Fu rappresentata la prima volta col titolo “Se non così” al teatro Manzoni di Milano il 19 aprile 1915 dalla Compagnia Stabile milanese diretta da Marco Praga, prima attrice Irma Gramatica. Livia ha saputo che il marito Leonardo, un giornalista che fa una vita piuttosto caotica e sregolata, ha avuto una figlia dalla relazione extraconiugale con Elena. Livia non ha avuto figli, pertanto, sulla base della norma che la casa è là dove si trovano i figli, il marito dovrebbe andare a vivere con l’amante e la sua creatura.

Ma Leonardo s’avvede di non essere più innamorato di Elena, alla quale lo lega ormai soltanto la bambina. La situazione scatena sentimenti accesi e contrastanti. Interviene anche Guglielmo, padre di Livia, che si sforza di capire come mai la figlia non reagisca alla situazione che il marito ha creato; ma il suo intervento rompe un delicato equilibrio e quella sera Leonardo non torna nella casa dove lo attendevano Livia e Guglielmo. Ognuno cerca di far valere le sue ragioni, Livia capisce le ragioni del marito che non può abbandonare la figlia, il padre non le capisce, perché provocano l’infelicità di Livia.

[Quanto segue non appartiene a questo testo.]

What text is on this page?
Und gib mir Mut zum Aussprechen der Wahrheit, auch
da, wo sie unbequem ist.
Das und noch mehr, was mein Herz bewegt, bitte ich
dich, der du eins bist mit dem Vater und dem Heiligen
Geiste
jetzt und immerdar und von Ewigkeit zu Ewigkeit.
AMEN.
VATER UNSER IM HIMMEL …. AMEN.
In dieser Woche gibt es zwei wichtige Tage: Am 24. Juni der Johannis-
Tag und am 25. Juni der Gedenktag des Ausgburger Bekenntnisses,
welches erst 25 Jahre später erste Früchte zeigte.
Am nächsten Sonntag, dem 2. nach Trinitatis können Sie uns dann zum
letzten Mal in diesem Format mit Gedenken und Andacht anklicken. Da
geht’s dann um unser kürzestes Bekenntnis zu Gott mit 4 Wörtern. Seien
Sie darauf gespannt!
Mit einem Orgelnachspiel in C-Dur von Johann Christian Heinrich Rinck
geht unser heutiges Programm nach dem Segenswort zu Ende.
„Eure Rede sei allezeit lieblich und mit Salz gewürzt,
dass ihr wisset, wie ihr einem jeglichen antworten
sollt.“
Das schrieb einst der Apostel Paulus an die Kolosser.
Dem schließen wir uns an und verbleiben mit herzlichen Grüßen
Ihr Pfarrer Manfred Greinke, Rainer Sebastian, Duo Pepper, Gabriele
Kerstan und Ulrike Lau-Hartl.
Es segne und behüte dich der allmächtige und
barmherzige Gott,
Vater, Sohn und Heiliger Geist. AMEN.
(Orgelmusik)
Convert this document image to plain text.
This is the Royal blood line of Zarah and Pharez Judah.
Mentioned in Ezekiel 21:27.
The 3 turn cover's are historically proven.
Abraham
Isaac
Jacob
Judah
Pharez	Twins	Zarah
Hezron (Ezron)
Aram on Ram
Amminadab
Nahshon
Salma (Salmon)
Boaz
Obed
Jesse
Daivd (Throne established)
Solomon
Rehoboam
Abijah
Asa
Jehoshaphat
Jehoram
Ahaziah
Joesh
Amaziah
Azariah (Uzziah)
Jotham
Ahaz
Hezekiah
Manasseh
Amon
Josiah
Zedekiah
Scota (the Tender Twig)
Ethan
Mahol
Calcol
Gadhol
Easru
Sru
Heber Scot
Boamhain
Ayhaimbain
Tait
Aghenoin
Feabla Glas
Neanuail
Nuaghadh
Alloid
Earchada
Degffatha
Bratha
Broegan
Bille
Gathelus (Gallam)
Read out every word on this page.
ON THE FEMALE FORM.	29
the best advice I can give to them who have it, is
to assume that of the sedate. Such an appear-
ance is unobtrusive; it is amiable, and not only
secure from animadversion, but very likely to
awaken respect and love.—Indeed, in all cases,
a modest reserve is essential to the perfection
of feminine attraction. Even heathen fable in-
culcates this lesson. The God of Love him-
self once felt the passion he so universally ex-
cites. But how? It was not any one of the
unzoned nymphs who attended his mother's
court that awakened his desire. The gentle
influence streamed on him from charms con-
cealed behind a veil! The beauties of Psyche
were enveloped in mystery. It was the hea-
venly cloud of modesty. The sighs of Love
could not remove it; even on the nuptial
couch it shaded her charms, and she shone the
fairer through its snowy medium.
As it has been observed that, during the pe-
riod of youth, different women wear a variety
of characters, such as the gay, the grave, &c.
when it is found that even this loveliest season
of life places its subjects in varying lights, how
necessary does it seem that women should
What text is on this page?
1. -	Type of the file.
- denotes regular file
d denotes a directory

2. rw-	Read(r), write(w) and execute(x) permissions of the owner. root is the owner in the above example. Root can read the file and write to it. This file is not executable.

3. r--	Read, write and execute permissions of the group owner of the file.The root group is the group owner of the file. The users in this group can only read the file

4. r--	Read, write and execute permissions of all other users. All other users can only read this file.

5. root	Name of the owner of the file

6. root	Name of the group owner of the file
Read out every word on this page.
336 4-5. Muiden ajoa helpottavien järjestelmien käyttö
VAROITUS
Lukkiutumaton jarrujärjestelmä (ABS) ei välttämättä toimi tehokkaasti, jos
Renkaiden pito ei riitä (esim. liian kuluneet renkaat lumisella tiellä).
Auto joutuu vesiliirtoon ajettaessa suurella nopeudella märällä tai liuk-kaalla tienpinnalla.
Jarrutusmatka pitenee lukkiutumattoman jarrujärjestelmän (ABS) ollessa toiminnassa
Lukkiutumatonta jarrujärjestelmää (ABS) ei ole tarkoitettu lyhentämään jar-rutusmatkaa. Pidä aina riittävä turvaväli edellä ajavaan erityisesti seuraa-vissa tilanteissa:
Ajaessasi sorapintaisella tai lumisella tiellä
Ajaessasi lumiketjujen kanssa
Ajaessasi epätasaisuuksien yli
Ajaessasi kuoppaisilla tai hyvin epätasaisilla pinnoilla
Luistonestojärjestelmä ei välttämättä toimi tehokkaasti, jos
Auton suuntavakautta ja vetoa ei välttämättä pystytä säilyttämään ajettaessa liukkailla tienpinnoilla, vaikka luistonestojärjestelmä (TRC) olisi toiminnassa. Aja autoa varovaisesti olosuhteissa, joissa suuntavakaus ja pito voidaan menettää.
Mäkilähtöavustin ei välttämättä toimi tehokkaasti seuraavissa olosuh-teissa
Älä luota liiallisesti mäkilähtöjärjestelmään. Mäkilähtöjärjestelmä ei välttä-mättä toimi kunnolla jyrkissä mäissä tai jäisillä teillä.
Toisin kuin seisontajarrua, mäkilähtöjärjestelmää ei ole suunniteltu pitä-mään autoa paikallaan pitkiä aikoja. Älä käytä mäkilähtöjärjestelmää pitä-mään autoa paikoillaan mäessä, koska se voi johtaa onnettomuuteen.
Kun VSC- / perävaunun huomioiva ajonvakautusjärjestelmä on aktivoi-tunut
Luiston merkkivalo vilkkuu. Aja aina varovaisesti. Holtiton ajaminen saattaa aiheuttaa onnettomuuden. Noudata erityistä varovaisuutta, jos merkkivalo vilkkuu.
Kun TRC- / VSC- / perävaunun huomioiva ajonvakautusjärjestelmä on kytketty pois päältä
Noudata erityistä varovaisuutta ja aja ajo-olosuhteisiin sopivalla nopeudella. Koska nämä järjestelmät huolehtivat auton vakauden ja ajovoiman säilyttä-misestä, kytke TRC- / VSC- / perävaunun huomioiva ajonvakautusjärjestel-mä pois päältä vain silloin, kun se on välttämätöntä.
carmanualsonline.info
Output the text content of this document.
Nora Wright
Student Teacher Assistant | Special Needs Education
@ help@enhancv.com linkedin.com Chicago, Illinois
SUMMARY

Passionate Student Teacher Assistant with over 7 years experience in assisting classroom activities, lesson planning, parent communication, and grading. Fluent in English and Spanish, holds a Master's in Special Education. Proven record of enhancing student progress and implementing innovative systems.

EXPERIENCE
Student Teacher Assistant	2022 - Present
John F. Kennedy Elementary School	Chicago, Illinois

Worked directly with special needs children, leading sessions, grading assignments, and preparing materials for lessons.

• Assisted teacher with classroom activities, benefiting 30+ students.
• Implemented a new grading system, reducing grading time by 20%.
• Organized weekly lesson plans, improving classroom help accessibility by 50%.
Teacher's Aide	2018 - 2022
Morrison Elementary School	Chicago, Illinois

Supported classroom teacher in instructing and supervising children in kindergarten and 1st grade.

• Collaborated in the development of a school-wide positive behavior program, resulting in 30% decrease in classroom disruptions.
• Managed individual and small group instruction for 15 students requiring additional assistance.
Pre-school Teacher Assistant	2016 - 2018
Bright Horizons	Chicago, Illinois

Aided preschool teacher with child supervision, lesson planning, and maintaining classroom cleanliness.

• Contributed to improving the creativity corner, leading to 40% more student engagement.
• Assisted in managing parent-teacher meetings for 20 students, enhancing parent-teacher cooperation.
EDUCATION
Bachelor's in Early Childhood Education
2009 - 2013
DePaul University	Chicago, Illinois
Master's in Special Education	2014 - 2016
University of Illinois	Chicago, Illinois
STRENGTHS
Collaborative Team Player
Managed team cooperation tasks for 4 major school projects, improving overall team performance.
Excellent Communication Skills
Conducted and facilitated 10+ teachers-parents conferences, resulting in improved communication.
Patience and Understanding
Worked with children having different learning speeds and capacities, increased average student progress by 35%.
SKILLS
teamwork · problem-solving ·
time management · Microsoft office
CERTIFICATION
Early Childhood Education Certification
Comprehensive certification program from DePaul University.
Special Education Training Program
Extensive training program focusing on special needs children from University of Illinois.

C’è in Leonardo un soprassalto d’amore per Livia e gra­dualmente in lui, come nella moglie, si fa strada l’idea di ricomporre la loro unione prendendo anche la bambina, in questo modo l’affetto dell’uomo non rimarrà diviso fra due famiglie. Alla soluzione comoda per i due e drammatica per Elena, la madre sacrificata si ribella vivacemente parlando con Livia e con Leonardo, in concitati dialoghi. Si scontrano, da un lato, le leggi della società borghese che pongono all’apice della piramide dei valori il benessere (il padre di Livia è benestante e può assicurare un avvenire alla bambina) e l’unità della famiglia e, dall’altro, le leggi della vita di cui è espressione l’a­more materno, che saranno sopraffatte.

In casa di Livia si ristabilisce l’ordine e l’armonia con la presenza di Leonardo e della bambina; ma l’anima di Elena ne è dilaniata. Nella scena finale, dopo che Leonardo le ha strappato il consenso di portar via la bambina, l’ultimo delicato atto della sua trepida ma­ternità sconfitta; corre a cercare un cappellino perché la piccola sia più bella. Ma quando torna Leonardo e la figlia sono già andati via, corre alla finestra per rivederla l’ultima volta «alla fine se ne ritrae muta, come insensata», mira «con gli occhi attoniti, vani» il giuoco della figlia che è rimasto sul tavolo; poi «s’accorge d’avere in mano il cappellino della bimba, lo contempla e rompe in singhiozzi disperati».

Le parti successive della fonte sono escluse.